Other applications of flexible displays were also compelling. Automakers showed off curved car cockpits with screens that could be used for entertainment, navigation, and voice assistant interactions.
LG showed off a flexible display that automatically rolled up into a table, becoming invisible when not in use, and seemingly completely rigid and flat when upright. The rolling mechanism was fully mechanized and seemingly silent, while using the OLED screen to provide a much better visual experience than the prior alternative — projector TVs.
Micro displays
The other compelling step forward at CES was tiny displays — high-definition screens so small that they’ll fit inside glasses. A company called Syndiant was showing off what it said were the world’s first 4K near-eye displays, bringing big screen TV technology into a form factor that people can wear.
The following image doesn’t do justice in color or detail to what’s inside the tiny Syndiant glasses, but it was as much as I could quickly capture using a camera. I saw a wide, colorful, high-definition image that looked far more like a modern TV than anything I’ve seen in lower-resolution headsets. Syndiant apparently is working with LG on the technology, and was using its 4K video footage to demo the displays.
It was established ahead of 2018’s Display Week event that 4K near-eye displays like this were coming soon, with the next goal to reach 8K resolutions that exceed the human retina’s ability to perceive individual pixels up close. Actually seeing a tiny 4K image look this good is enough to make one wonder whether the future of screens is in physically large displays, or in micro-sized ones that just look big to their viewers.
Many small companies with names you’ve never heard of before are working on similar technologies, as are larger players ranging from Apple to Google and Samsung. Patents suggest that the eventual goal is to move computing as we know it into a virtual, augmented, or mixed reality space, such that your “laptop” or “tablet” will become little more than a virtual object inside a lightweight pair of goggles. These high-def screens will be a major factor in making that happen.
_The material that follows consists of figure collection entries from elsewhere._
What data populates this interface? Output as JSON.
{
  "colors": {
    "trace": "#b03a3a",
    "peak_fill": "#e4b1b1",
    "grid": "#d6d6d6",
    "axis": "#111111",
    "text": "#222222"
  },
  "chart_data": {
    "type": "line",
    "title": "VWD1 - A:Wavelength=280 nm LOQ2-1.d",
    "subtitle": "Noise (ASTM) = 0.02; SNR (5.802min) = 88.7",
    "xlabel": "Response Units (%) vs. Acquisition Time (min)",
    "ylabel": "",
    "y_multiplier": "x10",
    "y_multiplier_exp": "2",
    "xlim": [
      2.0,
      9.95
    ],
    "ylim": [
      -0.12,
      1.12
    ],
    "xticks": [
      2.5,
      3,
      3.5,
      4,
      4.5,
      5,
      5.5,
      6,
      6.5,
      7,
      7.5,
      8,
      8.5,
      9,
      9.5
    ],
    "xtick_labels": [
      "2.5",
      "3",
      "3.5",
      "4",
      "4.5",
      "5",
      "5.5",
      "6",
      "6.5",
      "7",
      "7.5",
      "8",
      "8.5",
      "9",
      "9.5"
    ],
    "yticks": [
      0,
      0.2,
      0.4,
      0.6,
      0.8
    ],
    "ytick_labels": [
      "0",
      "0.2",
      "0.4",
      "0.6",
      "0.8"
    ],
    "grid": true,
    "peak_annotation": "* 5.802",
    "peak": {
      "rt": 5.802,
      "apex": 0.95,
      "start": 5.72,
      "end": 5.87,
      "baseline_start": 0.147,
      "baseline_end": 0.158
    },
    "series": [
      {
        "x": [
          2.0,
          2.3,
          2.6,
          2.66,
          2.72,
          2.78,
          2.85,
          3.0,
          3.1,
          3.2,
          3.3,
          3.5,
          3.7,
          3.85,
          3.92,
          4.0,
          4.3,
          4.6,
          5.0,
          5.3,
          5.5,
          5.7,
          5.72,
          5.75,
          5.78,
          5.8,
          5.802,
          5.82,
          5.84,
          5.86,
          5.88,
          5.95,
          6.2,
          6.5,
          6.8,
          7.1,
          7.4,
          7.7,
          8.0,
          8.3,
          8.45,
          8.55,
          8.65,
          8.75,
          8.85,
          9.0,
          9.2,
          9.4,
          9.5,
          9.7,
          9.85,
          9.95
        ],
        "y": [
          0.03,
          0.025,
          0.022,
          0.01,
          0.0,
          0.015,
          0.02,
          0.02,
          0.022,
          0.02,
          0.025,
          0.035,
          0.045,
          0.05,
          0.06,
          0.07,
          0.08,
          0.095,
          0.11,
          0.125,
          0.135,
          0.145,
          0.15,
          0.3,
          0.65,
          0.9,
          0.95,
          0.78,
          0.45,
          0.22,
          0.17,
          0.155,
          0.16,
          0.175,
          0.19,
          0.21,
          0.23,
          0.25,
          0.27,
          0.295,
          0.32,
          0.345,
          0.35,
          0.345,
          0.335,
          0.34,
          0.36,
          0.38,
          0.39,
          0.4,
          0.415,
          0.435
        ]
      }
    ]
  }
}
Less exciting but still cool: 8K displays
It wouldn’t be CES without plenty of super-large displays that average consumers won’t be purchasing any time soon, if at all, and this year’s show certainly didn’t disappoint in that regard. As was the case in past years, virtually every major TV maker showed up with big 8K TVs, apparently to demonstrate continued readiness for the day when consumer 8K video broadcasts commence, 8K optical discs become available, or 8K game consoles are released. (Most companies are still trying to wrap their heads around 4K, so don’t hold your breath.)
The key thing about 8K TVs is that viewers cannot see the improvements over 4K TVs unless the screens are very large — think 75 inches or more, bigger than most sets sold today — and people are standing or sitting close, which they tend not to do with big screens. But if both of those criteria are met, you can witness an incredible level of detail: the Sharp display above offers 33 million pixels with a 120Hz refresh rate.
Rather than cropping the first 8K image above, I quickly moved closer to this 8K screen to grab a second shot from three inches away. Check out the tiny circles in those tiles — they look completely round rather than blocky, even at a short distance away from a large screen.
High-resolution displays of various sorts are going to rank fairly high on the “transformative technology” scale over the next five years, as screens are going to start appearing in shapes, sizes, and levels of quality that once seemed all but impossible. Questionable advances like 3DTVs have made CES screen announcements easy to tune out in recent years, but the latest technologies are set to make displays worth watching again.